Brian Henry


Northern-based Brian Henry was born at Withnell, near Chorley, on November 2, 1939. He got into racing through a riding school near his home, where he used to earn a shilling for mucking out the horses. He managed to scrounge an occasional ride and, on leaving school, became apprenticed to Ted Gifford, who trained a small string at Skipton, Yorkshire.


Gifford gave Brian his first ride in public, Beau Navarre, in a six-furlong seller at Bogside on April 20, 1956, finishing unplaced. But with only a few horses in the yard, riding opportunities were limited, so Gifford sportingly transferred Brian’s apprentice indentures to Pat Taylor at Beverley. (Taylor had first taken out a trainer's licence in 1938 in France.)


Brian rode his first winner when partnering Jack’s Choice (100-9) for Taylor at Catterick on Saturday 12 April, 1958. Having had his first ride some two years earlier, he was scarcely winning out of turn. Brian and Jack’s Choice repeated their win at Catterick the following April.


By the end of 1958, Brian had ridden 28 winners. He did even better the following season: his win on Sayajirao Star in Carlisle’s Cumberland Plate was his fortieth against senior riders. That year, he was just pipped for the apprentice championship by R.P. (Bobby) Elliott.


His services were in high demand for the next couple of seasons. Besides Pat Taylor, other trainers he rode for included Middleham trainer Avril Vasey, William Newton of Sandbeck Training Stables, Wetherby and Arthur Balding, who sent out horses from Serlby Hall Stables, Bawtry, nr Doncaster.
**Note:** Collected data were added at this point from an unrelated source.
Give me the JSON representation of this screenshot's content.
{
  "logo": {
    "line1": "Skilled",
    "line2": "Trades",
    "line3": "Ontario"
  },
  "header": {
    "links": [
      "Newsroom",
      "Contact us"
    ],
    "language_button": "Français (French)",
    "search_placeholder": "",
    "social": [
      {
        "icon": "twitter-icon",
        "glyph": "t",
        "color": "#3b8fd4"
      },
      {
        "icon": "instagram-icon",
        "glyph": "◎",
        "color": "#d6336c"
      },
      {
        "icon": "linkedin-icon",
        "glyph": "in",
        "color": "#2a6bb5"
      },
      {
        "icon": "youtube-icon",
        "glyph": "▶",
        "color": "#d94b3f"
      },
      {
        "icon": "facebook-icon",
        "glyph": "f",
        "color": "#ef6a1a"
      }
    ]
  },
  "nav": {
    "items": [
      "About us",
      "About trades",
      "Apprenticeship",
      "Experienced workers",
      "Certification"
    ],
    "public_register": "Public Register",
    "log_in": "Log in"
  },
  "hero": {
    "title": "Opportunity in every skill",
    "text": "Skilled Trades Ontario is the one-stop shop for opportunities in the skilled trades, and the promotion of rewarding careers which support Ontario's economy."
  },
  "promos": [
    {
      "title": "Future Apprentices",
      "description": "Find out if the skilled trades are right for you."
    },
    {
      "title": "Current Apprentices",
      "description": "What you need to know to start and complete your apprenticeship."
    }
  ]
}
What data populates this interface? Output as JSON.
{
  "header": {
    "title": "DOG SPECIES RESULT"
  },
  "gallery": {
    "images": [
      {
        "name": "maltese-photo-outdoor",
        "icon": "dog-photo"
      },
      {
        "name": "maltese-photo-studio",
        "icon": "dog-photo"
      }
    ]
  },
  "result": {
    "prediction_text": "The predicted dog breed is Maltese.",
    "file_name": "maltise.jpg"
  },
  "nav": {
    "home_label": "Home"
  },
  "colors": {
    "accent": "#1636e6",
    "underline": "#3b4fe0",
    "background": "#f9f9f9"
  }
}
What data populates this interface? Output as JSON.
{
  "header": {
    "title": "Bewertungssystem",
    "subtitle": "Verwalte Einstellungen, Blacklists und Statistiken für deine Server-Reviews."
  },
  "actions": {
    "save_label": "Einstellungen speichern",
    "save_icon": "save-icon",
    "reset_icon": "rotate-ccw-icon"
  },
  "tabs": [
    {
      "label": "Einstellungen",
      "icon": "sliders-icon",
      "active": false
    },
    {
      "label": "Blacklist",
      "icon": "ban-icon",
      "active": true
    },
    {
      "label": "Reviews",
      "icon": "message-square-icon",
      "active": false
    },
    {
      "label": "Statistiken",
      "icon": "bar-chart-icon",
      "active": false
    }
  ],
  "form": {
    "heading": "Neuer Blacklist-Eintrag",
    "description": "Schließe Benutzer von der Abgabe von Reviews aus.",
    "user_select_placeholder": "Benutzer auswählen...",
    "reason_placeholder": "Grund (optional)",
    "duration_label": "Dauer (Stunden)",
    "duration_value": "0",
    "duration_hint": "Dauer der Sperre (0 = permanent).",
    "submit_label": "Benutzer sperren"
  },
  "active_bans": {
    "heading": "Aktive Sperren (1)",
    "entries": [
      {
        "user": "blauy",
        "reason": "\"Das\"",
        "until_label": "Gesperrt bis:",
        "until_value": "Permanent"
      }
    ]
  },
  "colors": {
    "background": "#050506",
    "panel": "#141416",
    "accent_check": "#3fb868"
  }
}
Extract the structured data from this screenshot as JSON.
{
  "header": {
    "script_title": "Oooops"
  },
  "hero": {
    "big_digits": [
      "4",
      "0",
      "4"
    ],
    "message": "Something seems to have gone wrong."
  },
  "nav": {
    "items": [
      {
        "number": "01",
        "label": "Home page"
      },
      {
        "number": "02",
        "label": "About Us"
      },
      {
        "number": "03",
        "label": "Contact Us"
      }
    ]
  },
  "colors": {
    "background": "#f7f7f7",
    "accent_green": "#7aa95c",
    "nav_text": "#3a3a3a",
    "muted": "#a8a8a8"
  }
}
In his spare time, Brian enjoyed a game of football and was a keen swimmer. He also kept racing pigeons.


He rode 43 winners in 1960, followed by a career-best 62 in 1961, including a treble at Beverley on July 8. He recorded a four-timer at the same course on September 27 and went close to making it five, being beaten a short-head in the last race.


His tally of winners fell to 23 in 1962, but they included his biggest success when winning the 1962 Ayr Gold Cup on the Avril Vasey-trained 25-1 outsider Janeat.


In September, 1964, Brian, then 24 years of age and with just 13 winners on the board for that season, made plans to ride in India and Pakistan that winter. It marked the start of a globe-trotting have-saddle-will-travel career.


Although a good, competent, jockey, Brian never made it to the very top of the tree but won his share: for example, when he won an Edinburgh nursery aboard Some Tune on Monday, September 18, 1967, it was his 21st win of the year (and Pat Rohan's 46th). He finished that season with a score of 27 but it would be the last year in which he achieved a double-figure score, as his travels took him to other parts of the world.


Brian spent the winter of 1970/71 riding with great success in Cyprus. He was equally successful in Kenya for two years and also partnered good winners in Denmark, Sweden and Pakistan. Altogether, he rode in eleven different countries


Brian joined the Kingsdown Stable of Major Peter Nelson at Lambourn in 1976, riding four winners, five seconds and a third from 55 mounts that year.


Another trainer to benefit from Brian’s skills was Alfred Smith of Beverley, for whom Brian won four races in a row on Flying Tyke in 1978, including the Prince of Wales Handicap at Chester’s May meeting.


Brian’s last season with a licence was in 1984.